= Giampaolo Zennaro =

Italian opera director and stage designer

Giampaolo Zennaro (born October 19, c. 1940) is an Italian Opera director and stage designer.

==Biography==
Zennaro started working with Teatri Emiliani ATER in 1967, following his apprenticeship with Gianrico Becher. He directed over one hundred operas, including Aida, Traviata, Otello, Rigoletto, La Cenerentola, Don Giovanni, La bohème, Tosca, Turandot, as well as some less performed operas, such as La Fanciulla del West and Guglielmo Ratcliff.
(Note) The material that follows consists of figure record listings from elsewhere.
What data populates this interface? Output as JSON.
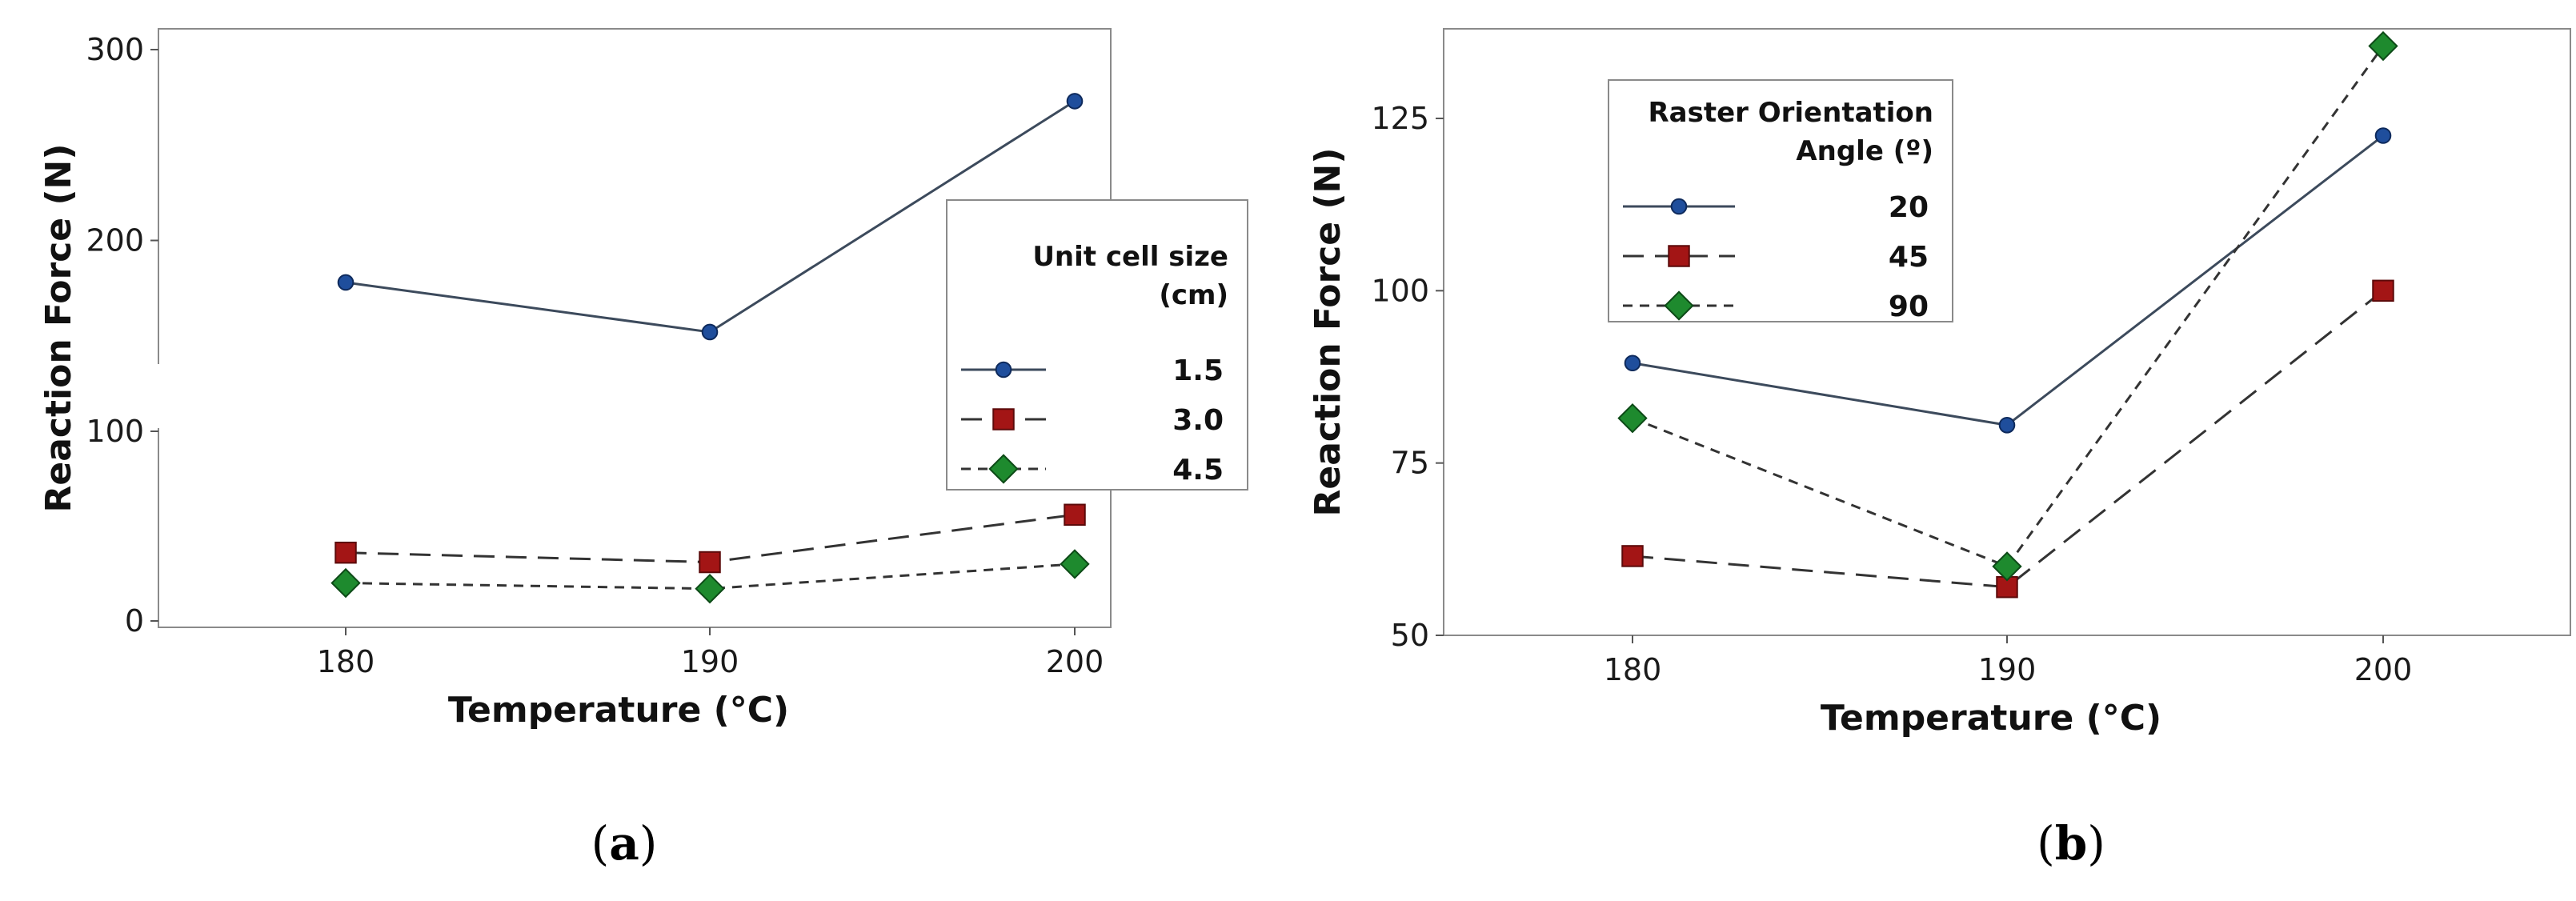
{
  "chart_data": [
    {
      "type": "line",
      "panel": "(a)",
      "panel_letter": "a",
      "xlabel": "Temperature (°C)",
      "ylabel": "Reaction Force (N)",
      "categories": [
        "180",
        "190",
        "200"
      ],
      "x": [
        180,
        190,
        200
      ],
      "ylim_upper": [
        100,
        300
      ],
      "ylim_lower": [
        0,
        100
      ],
      "yticks": [
        0,
        100,
        200,
        300
      ],
      "axis_break": true,
      "legend_title": [
        "Unit cell size",
        "(cm)"
      ],
      "legend_position": "right",
      "series": [
        {
          "name": "1.5",
          "values": [
            178,
            152,
            273
          ],
          "color": "#1f4e9c",
          "marker": "circle",
          "dash": "solid"
        },
        {
          "name": "3.0",
          "values": [
            36,
            31,
            56
          ],
          "color": "#a31515",
          "marker": "square",
          "dash": "long-dash"
        },
        {
          "name": "4.5",
          "values": [
            20,
            17,
            30
          ],
          "color": "#1e8a2e",
          "marker": "diamond",
          "dash": "short-dash"
        }
      ]
    },
    {
      "type": "line",
      "panel": "(b)",
      "panel_letter": "b",
      "xlabel": "Temperature (°C)",
      "ylabel": "Reaction Force (N)",
      "categories": [
        "180",
        "190",
        "200"
      ],
      "x": [
        180,
        190,
        200
      ],
      "ylim": [
        50,
        138
      ],
      "yticks": [
        50,
        75,
        100,
        125
      ],
      "legend_title": [
        "Raster Orientation",
        "Angle (º)"
      ],
      "legend_position": "top-left",
      "series": [
        {
          "name": "20",
          "values": [
            89.5,
            80.5,
            122.5
          ],
          "color": "#1f4e9c",
          "marker": "circle",
          "dash": "solid"
        },
        {
          "name": "45",
          "values": [
            61.5,
            57,
            100
          ],
          "color": "#a31515",
          "marker": "square",
          "dash": "long-dash"
        },
        {
          "name": "90",
          "values": [
            81.5,
            60,
            135.5
          ],
          "color": "#1e8a2e",
          "marker": "diamond",
          "dash": "short-dash"
        }
      ]
    }
  ]
}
His productions have been performed in several Opera houses worldwide. Of particular note at the Teatro Real in Madrid, the Gran Teatre del Liceu in Barcelona, the Sferisterio in Macerata, the Opera Festival in Las Palmas de Gran Canaria, the Festival Puccini in Torre del Lago, the Teatro Carlo Felice in Genova, the Teatro Colón in Buenos Aires.
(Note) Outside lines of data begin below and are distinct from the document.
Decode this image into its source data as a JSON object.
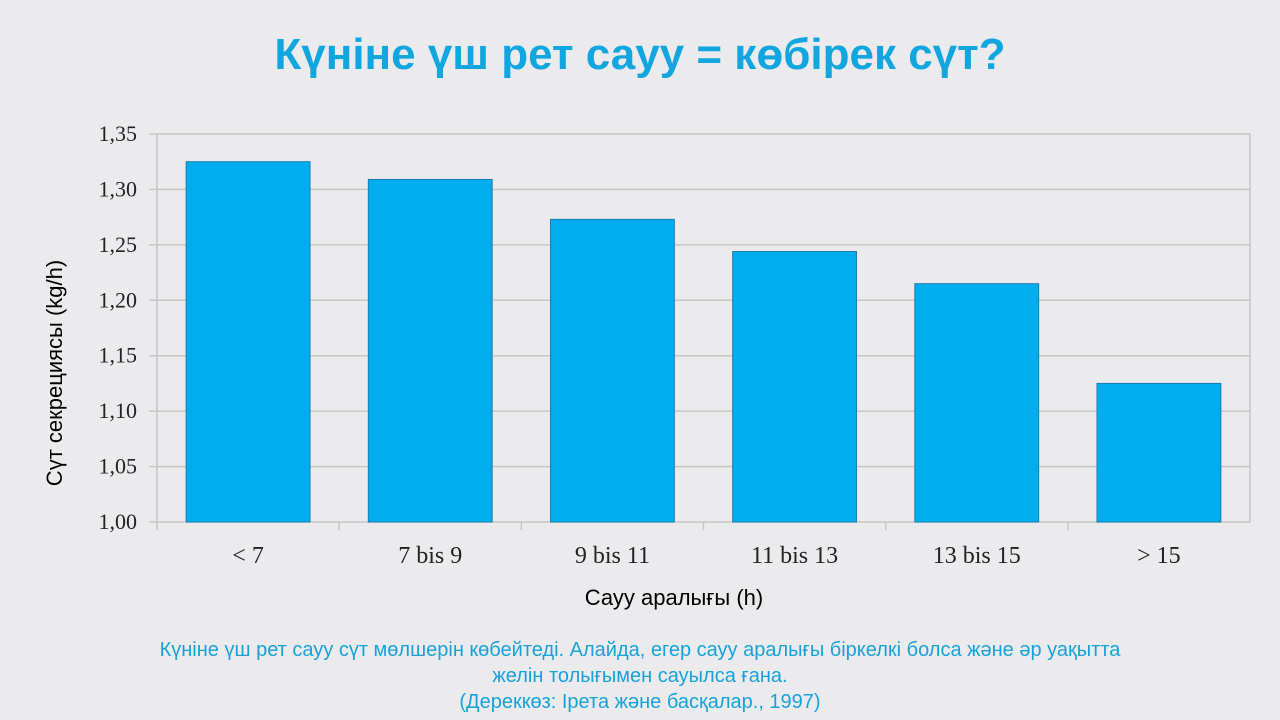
{
  "slide": {
    "title": "Күніне үш рет сауу = көбірек сүт?",
    "caption_line1": "Күніне үш рет сауу сүт мөлшерін көбейтеді. Алайда, егер сауу аралығы біркелкі болса және әр уақытта",
    "caption_line2": "желін толығымен сауылса ғана.",
    "caption_source": "(Дереккөз: Ірета және басқалар., 1997)"
  },
  "chart_data": {
    "type": "bar",
    "categories": [
      "< 7",
      "7 bis 9",
      "9 bis 11",
      "11 bis 13",
      "13 bis 15",
      "> 15"
    ],
    "values": [
      1.325,
      1.309,
      1.273,
      1.244,
      1.215,
      1.125
    ],
    "xlabel": "Сауу аралығы (h)",
    "ylabel": "Сүт секрециясы (kg/h)",
    "ylim": [
      1.0,
      1.35
    ],
    "yticks": [
      "1,00",
      "1,05",
      "1,10",
      "1,15",
      "1,20",
      "1,25",
      "1,30",
      "1,35"
    ],
    "grid": true,
    "bar_color": "#00adef"
  }
}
Zennaro has worked with some of the most well known operatic singers of the 20th century: tenors Mario Del Monaco, Alfredo Kraus, Plácido Domingo, José Carreras, Luciano Pavarotti, baritones Rolando Panerai and Renato Bruson, sopranos Ghena Dimitrova and Montserrat Caballé, as well as with dancers such as the legendary Rudolf Nureyev.

He is married to soprano Elena Baggiore.

Zennaro is a professor at the Complutense University of Madrid.